White Trainers, Black Soil is a queer coming-of-age novel about grief, survival, and the names we choose for ourselves.

In the post-industrial valleys of South Wales, Ieuan Morgan grows up among beetles, chip wrappers, and the long shadow of his older brother, Gethin. But when Gethin dies on the train tracks, something in Ieuan splinters — and the world stops making sense in the way it used to.

What follows is a story told in soil and silence. In bruises that don’t show. In boys who kiss and vanish, and others who stay. At thirteen, Ieuan becomes a rumour. At fifteen, he’s a survivor — of violence, of gossip, of being loved the wrong way. He finds solace in insects, sketchbooks, and the slow unfolding of a relationship with Evan, a quiet boxer with his own ghosts.

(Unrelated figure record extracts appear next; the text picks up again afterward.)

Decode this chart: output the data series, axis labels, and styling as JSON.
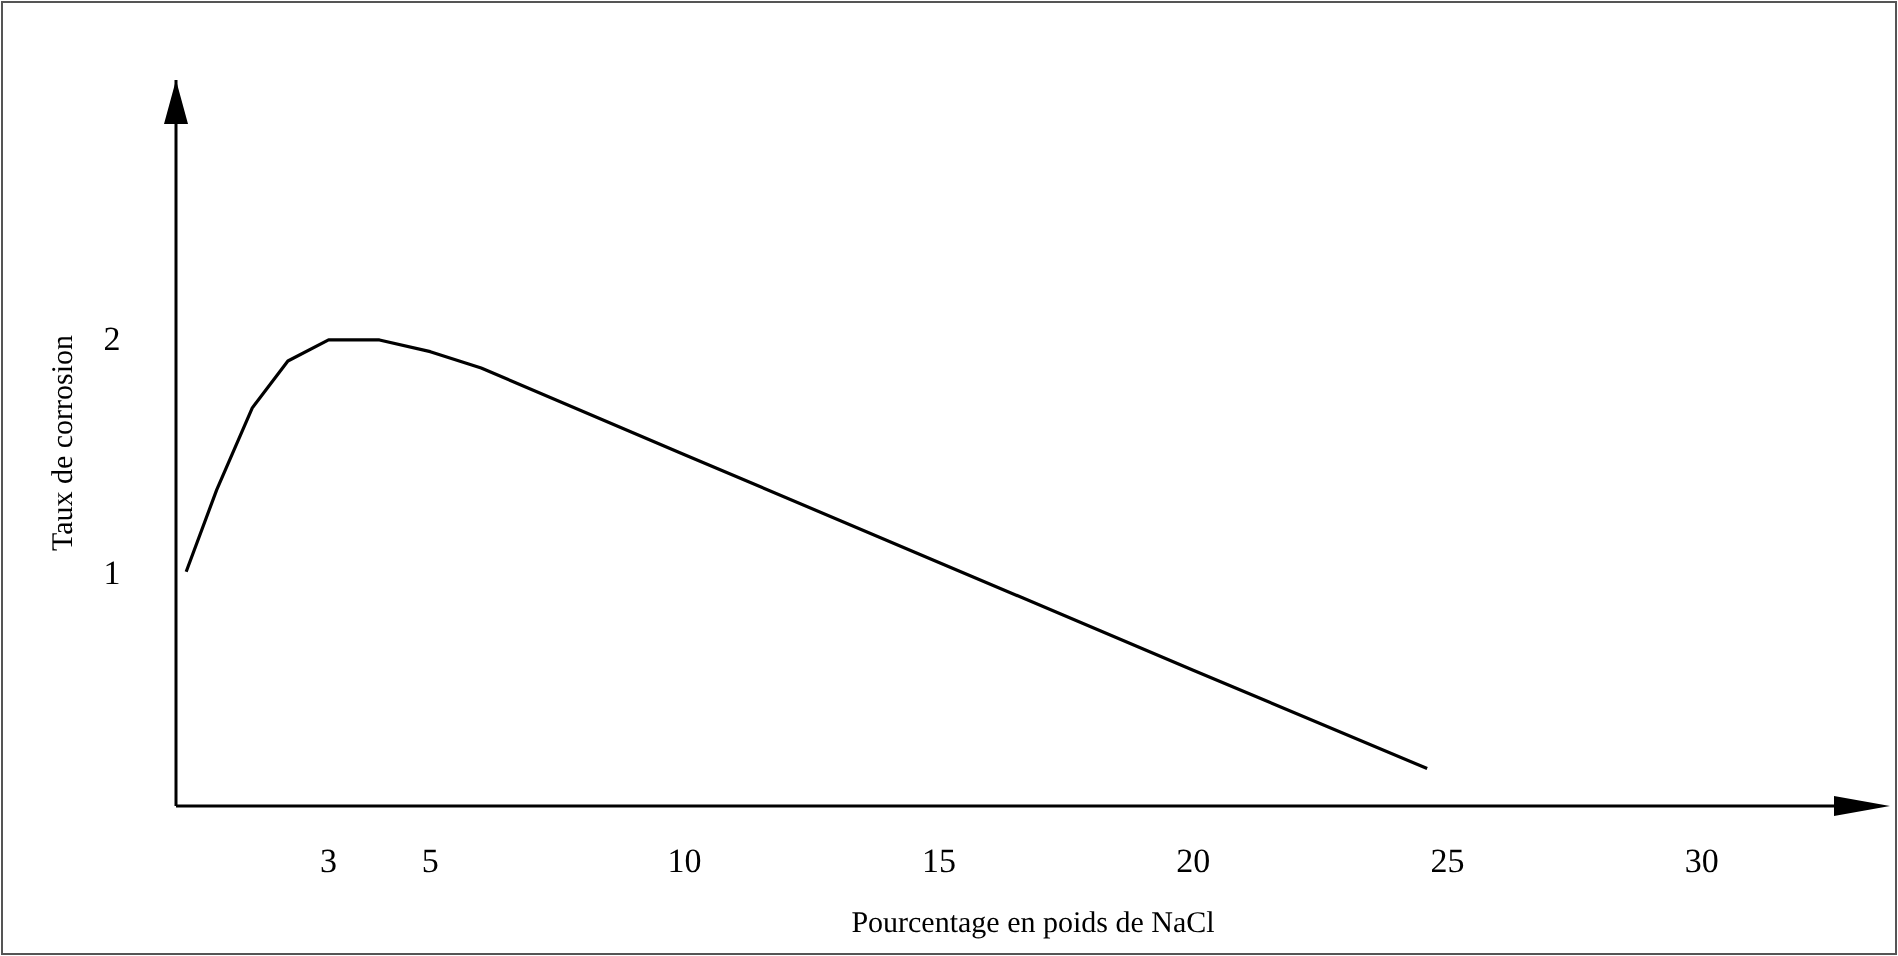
{
  "chart_data": {
    "type": "line",
    "xlabel": "Pourcentage en poids de NaCl",
    "ylabel": "Taux de corrosion",
    "x": [
      0.2,
      0.8,
      1.5,
      2.2,
      3,
      4,
      5,
      6,
      10,
      15,
      20,
      24.6
    ],
    "series": [
      {
        "color": "#000000",
        "values": [
          1.0,
          1.35,
          1.7,
          1.9,
          1.99,
          1.99,
          1.94,
          1.87,
          1.5,
          1.04,
          0.58,
          0.16
        ]
      }
    ],
    "xlim": [
      0,
      33.7
    ],
    "ylim": [
      0,
      3.1
    ],
    "xticks": [
      3,
      5,
      10,
      15,
      20,
      25,
      30
    ],
    "yticks": [
      1,
      2
    ],
    "grid": false,
    "marker": "none",
    "line_style": "solid"
  }
}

From detention rooms to science fairs, from allotment kisses to miner’s cottages, White Trainers, Black Soil traces a journey not back to innocence, but toward selfhood. A boy who stops apologising for the space he takes up. A boy who once walked barefoot through rain and now walks forward — named, seen, and real.

Raw, lyrical, and rooted in working-class Wales, this is a love story — but not just between two boys. It’s about loving your own scarred skin. About what survives. And how.